I’ve been asking God a lot of questions lately. Questions like “how, when, what, where?”
He’s not really answering my questions. Instead, he keeps telling me other things.
Things like “This is my Father’s world.”
It’s a tiny bit irritating.
Yesterday, I was feeling angst about my family’s current situation, and I was frustrated that it seems like it’s going to take years to make some really positive changes in our life. I was wishing it would be fixed quickly, and then I read something that said “what if your trial is never taken away, will you still trust God?” And it gave me pause.
Okay, I know that eventually things are going to change for us, but the question was will you trust anyway? And I really had to think about my priorities.

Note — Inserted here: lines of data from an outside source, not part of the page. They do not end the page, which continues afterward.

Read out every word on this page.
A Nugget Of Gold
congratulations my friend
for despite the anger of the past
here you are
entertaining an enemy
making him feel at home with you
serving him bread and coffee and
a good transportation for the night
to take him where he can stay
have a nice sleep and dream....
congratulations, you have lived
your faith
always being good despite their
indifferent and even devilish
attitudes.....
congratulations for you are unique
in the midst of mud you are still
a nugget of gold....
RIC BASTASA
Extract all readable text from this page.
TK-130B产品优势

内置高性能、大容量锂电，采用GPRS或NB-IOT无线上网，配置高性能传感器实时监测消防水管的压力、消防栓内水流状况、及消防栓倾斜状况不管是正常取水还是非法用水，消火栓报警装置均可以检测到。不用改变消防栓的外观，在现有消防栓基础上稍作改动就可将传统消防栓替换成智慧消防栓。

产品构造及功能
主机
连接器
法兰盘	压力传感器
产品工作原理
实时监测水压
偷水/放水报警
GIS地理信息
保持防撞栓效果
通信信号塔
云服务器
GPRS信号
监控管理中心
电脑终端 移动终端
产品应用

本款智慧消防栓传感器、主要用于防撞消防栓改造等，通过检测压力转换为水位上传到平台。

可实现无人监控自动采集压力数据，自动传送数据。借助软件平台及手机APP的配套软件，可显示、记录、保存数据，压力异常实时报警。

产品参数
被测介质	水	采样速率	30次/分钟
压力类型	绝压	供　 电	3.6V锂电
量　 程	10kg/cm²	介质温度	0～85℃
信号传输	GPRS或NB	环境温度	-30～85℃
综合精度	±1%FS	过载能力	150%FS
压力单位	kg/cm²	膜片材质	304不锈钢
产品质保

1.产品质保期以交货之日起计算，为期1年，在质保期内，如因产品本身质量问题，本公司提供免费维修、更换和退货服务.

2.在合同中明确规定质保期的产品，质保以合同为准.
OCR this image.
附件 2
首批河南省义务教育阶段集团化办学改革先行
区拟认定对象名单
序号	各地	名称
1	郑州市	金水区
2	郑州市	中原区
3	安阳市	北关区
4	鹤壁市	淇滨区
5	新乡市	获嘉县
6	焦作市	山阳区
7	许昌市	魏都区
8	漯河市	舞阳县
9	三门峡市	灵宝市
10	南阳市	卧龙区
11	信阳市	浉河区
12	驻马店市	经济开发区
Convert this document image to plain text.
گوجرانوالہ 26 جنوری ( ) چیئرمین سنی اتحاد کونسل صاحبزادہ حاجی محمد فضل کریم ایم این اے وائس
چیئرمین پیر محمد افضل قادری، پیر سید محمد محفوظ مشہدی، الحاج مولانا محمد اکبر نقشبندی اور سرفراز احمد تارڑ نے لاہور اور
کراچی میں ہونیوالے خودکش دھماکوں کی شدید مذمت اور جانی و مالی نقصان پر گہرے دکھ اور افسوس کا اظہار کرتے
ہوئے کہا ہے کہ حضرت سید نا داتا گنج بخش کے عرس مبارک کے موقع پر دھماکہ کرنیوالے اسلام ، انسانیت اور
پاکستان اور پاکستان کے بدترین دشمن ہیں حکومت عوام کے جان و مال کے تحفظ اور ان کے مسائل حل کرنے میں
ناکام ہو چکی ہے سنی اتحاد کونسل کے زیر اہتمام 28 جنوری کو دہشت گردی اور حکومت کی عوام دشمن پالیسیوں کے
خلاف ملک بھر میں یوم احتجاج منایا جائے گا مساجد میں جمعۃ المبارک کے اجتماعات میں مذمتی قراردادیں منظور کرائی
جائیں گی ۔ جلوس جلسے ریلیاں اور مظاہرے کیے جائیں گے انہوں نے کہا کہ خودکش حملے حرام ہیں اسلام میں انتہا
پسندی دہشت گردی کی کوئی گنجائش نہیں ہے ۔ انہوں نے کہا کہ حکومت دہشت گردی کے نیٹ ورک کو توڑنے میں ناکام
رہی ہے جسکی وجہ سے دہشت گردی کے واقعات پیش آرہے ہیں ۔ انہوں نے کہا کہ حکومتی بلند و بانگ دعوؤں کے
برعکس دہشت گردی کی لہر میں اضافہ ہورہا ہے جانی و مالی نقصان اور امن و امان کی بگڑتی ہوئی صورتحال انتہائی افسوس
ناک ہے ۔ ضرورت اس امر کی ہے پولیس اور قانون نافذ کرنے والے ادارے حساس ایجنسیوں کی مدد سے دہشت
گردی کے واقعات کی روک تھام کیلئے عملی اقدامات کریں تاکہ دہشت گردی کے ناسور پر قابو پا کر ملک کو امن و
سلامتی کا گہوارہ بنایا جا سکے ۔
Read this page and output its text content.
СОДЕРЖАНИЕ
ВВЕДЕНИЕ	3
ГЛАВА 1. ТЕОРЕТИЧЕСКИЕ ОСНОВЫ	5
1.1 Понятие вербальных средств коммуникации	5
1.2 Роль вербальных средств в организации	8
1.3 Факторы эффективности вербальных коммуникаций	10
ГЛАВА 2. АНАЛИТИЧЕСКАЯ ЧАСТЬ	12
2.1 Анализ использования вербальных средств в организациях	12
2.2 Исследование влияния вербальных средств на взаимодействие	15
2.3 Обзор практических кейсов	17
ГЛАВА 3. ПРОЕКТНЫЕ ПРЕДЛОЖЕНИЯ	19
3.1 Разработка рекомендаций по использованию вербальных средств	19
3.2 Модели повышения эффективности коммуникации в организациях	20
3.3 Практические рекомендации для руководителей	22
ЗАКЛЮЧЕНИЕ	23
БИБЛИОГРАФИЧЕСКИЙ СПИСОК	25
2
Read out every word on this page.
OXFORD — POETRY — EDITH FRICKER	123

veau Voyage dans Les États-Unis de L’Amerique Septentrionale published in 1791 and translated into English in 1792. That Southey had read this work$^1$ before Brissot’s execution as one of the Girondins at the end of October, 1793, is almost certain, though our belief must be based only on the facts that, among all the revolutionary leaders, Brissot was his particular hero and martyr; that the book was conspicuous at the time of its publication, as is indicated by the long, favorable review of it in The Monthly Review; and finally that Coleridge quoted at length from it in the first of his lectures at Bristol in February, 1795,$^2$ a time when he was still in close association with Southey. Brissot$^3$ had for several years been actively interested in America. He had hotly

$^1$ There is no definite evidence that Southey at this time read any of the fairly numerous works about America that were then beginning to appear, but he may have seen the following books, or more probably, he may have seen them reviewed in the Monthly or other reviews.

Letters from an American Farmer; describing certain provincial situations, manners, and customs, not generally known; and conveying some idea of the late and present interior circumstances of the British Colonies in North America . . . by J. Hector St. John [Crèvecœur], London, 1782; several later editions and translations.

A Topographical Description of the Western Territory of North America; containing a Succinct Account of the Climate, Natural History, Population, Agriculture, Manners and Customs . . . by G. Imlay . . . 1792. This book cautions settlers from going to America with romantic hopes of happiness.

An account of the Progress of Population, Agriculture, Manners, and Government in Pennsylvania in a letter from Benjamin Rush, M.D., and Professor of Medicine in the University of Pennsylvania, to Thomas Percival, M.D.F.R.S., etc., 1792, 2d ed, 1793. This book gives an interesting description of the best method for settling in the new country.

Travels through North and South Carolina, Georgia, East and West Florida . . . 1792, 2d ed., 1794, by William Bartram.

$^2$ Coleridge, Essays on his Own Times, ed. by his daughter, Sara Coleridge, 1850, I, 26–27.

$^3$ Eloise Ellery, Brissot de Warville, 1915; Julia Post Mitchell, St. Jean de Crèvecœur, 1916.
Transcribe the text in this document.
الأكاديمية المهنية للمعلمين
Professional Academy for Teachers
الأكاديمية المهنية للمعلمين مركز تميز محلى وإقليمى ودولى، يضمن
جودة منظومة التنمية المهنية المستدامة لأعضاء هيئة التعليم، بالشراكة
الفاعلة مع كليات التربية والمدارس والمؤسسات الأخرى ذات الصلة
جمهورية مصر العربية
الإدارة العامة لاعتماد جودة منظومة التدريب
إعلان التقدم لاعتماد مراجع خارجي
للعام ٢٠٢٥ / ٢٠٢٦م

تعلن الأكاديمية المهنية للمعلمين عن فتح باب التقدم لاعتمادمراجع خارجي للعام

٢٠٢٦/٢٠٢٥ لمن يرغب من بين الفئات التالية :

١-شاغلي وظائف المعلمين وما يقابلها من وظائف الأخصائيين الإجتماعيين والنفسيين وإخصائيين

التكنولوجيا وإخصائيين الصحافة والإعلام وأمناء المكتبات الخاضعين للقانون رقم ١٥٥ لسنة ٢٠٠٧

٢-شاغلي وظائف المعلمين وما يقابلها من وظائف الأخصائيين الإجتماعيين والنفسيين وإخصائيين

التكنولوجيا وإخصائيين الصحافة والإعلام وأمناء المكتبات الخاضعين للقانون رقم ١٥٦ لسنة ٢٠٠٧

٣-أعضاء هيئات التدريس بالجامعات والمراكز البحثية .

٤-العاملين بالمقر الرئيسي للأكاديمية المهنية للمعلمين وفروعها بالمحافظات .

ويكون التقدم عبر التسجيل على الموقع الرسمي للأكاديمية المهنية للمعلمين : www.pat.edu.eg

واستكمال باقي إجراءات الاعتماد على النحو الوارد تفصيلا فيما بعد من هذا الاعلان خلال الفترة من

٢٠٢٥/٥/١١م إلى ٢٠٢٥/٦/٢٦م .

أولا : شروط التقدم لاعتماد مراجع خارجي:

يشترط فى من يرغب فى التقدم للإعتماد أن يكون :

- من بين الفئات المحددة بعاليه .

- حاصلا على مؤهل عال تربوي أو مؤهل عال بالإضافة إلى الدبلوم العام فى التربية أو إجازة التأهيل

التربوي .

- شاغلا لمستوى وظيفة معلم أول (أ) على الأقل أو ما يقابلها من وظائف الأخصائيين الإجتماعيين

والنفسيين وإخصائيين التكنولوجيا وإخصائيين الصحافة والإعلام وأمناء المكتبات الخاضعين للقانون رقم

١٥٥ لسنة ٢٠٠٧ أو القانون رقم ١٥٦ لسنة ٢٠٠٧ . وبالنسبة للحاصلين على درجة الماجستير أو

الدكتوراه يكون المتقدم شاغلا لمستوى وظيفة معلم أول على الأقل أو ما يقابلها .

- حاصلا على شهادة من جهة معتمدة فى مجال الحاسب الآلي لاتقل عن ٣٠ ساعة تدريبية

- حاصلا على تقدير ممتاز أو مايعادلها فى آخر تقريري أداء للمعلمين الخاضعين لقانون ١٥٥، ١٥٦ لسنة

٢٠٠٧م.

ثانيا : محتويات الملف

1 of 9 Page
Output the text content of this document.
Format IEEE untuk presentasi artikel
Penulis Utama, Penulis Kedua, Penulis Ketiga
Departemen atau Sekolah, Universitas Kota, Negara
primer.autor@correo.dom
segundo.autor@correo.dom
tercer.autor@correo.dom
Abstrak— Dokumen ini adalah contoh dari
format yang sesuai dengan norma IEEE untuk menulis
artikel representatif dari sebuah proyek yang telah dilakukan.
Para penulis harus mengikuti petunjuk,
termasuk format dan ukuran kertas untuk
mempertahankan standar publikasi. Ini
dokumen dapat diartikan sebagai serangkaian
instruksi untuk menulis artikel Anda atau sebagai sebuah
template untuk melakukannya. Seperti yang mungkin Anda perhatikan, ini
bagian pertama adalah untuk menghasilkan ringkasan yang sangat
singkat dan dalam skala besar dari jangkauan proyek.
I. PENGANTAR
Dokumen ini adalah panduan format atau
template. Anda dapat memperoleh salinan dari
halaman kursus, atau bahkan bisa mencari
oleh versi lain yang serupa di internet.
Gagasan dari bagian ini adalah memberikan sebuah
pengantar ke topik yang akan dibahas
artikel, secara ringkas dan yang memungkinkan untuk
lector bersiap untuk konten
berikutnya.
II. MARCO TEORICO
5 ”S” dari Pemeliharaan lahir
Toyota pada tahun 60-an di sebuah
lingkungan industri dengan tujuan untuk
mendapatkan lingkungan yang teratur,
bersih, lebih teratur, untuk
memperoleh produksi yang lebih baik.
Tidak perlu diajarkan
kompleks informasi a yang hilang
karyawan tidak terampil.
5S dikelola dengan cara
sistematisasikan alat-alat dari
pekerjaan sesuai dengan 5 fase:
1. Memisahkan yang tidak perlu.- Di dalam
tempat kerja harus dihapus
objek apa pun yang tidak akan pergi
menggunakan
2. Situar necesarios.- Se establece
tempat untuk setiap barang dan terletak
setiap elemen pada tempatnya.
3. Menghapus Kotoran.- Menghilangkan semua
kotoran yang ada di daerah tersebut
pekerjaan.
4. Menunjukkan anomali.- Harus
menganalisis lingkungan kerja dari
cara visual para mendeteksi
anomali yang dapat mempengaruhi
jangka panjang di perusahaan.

Was I simply begging God to work a miracle in order to make my life easier and more pleasant? Instead of working through the tough stuff?
Yes. Yes I was.
Because the truth is that God will work miracles from time to time, but when it comes to tests and trials and lessons, sometimes we have to take the slower path.
And in the midst of that, Paul says “Rejoice in the Lord always, and I’ll say it again: rejoice!” (Philippians 4:4)
So I don’t know when things are going to change, I don’t know how, I don’t know where we’ll go, or what we’ll do, I only know that right now, I should be content, I should be finding joy in spite of the difficulties, I should be trusting that God is leading me somewhere, even if I can’t see where it is.
And even if all my questions go unanswered, I can still see Him.